Amazon Bedrock environments supporting generative artificial intelligence tools' large language models have been increasingly accessed by threat actors using exposed AWS access keys, SC Media reports. One actor's LLM hijacking activities were aimed at allowing prompts regarding sexual roleplay.

"We remain committed to implementing strict policies and advanced technologies to protect users, as well as publishing our own research so that other AI developers can learn from it. We appreciate the research community's efforts in highlighting potential vulnerabilities," said an Anthropic spokesperson.

Amazon said, "AWS services are operating securely, as designed, and no customer action is needed. The researchers devised a testing scenario that deliberately disregarded security best practices to test what may happen in a very specific scenario.
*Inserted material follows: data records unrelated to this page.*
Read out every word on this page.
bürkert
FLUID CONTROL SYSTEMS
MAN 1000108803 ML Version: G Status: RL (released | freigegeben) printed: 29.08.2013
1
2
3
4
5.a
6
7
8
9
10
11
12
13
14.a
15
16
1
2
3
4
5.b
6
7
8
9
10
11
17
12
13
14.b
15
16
No customers were put at risk. To carry out this research, security researchers ignored fundamental security best practices and publicly shared an access key on the internet to observe what would happen. AWS, nonetheless, quickly and automatically identified the exposure and notified the researchers, who opted not to take action. We then identified suspected compromised activity and took additional action to further restrict the account, which stopped this abuse. We recommend customers follow security best practices, such as protecting their access keys and avoiding the use of long-term keys to the extent possible. We thank Permiso Security for engaging AWS Security."

Meanwhile, AWS customers have been urged by Permiso p0 Labs Senior Vice President Ian Ahl to track the utilization of long-term access keys for certain APIs to curb the risk of LLM hijacking.